The doubling and halfing heuristic used for the step sizes is insufficient for this circuit.
Even after
reducing the step size by a many orders of magnitude, and capping the step doubling at the initial step size, the solutions for this circuit stubbornly refused to converge without Matlab numerical conditioning diagnostics.

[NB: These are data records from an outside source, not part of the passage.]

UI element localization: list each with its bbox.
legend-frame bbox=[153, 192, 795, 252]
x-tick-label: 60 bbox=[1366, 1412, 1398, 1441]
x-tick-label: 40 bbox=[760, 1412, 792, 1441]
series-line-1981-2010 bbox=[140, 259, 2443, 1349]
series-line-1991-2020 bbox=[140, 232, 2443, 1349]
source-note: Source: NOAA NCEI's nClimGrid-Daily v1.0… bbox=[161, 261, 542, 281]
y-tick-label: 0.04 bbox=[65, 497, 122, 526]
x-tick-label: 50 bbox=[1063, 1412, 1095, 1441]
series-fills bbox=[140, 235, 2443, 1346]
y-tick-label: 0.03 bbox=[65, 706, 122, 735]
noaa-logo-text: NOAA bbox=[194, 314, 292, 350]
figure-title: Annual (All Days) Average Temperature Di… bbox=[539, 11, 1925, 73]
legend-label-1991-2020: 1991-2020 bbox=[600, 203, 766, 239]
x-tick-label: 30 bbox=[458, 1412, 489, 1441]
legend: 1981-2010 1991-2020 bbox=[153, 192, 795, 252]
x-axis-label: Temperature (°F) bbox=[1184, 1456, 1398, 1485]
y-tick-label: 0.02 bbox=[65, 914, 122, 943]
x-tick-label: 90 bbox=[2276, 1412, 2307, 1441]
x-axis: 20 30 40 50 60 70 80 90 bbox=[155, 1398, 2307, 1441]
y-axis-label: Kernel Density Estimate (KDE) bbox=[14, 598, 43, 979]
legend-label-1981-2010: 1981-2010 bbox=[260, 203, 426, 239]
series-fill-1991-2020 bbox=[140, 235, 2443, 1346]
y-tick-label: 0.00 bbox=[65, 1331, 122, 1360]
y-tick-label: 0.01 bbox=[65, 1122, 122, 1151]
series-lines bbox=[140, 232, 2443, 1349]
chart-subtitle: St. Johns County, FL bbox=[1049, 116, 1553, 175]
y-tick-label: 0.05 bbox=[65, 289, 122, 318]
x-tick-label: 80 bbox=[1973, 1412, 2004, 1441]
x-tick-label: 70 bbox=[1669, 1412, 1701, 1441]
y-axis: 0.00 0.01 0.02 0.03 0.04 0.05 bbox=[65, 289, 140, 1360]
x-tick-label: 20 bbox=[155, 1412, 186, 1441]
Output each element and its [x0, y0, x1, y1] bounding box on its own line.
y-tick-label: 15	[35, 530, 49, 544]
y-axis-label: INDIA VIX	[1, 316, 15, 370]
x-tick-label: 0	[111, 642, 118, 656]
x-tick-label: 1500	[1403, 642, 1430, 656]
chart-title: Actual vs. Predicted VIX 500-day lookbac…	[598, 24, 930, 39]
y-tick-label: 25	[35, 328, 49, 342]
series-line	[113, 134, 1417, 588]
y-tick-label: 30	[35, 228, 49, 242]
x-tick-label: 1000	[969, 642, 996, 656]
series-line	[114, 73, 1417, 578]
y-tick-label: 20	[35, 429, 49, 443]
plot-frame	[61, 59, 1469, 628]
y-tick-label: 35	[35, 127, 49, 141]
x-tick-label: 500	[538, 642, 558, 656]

For this circuit, and surely others, it appears that additional strategies beyond source stepping are required to compute a solution without hitting numerical instabilities.
\section{Conclusion.}
When the steady state solution of a uniformly discretized linear or nonlinear system with periodic sources is desired, the Harmonic Balance method is a natural way to express the system equations, and once solved provides both the frequency and time domain representation of the system response.  Some of the nonlinear circuits for which HB solutions were sought proved troublesome, even with source stepping and fine mesh sizes, so it is clear that developing a generic and numerically robust HB system would require additional study and careful implementation.
\appendices
\myappendix{Discrete Fourier Transform inversion}
\label{appendix:discreteFourierInversion}
To find \( X_n \) evaluate the sum
\begin{equation}\label{eqn:ece1254projectReport:80}
\begin{aligned}
\sum_{k = -N}^N &x(t_k) e^{-j m \omega_0 t_k} \\
&=
\sum_{k = -N}^N
\lr{
\sum_{n = -N}^N X_n e^{ j n \omega_0 t_k}
}
e^{-j m \omega_0 t_k} \\
&=
\sum_{n = -N}^N X_n
\sum_{k = -N}^N
e^{ j (n -m )\omega_0 t_k}
\end{aligned}
\end{equation}
This interior sum has the value \( 2 N + 1 \) when \( n = m \).
For \( n \ne m \), and
\( a = e^{j (n -m ) \frac{2 \pi}{2 N + 1}} \), this is
\begin{equation}\label{eqn:ece1254projectReport:100}
\begin{aligned}
\sum_{k = -N}^N
e^{ j (n -m )\omega_0 t_k}
&=
\sum_{k = -N}^N
e^{ j (n -m )\omega_0 \frac{T k}{2 N + 1}}
\\ &=
\sum_{k= -N}^N a^k
\\ &=
a^{-N} \sum_{k= -N}^N a^{k+ N}
\\ &=
a^{-N} \sum_{r= 0}^{2 N} a^{r}
\\ &=
a^{-N} \frac{a^{2 N + 1} - 1}{a - 1}.
\end{aligned}
\end{equation}
Since \( a^{2 N + 1} = e^{2 \pi j (n - m)} = 1 \), this sum is zero when \( n \ne m \).
This means that
\begin{equation}\label{eqn:ece1254projectReport:120}
\sum_{k = -N}^N
e^{ j (n -m )\omega_0 t_k} = (2 N + 1) \delta_{n,m}.
\end{equation}
Substitution back into \cref{eqn:ece1254projectReport:80} proves the Fourier inversion relation \cref{eqn:ece1254projectReport:60}.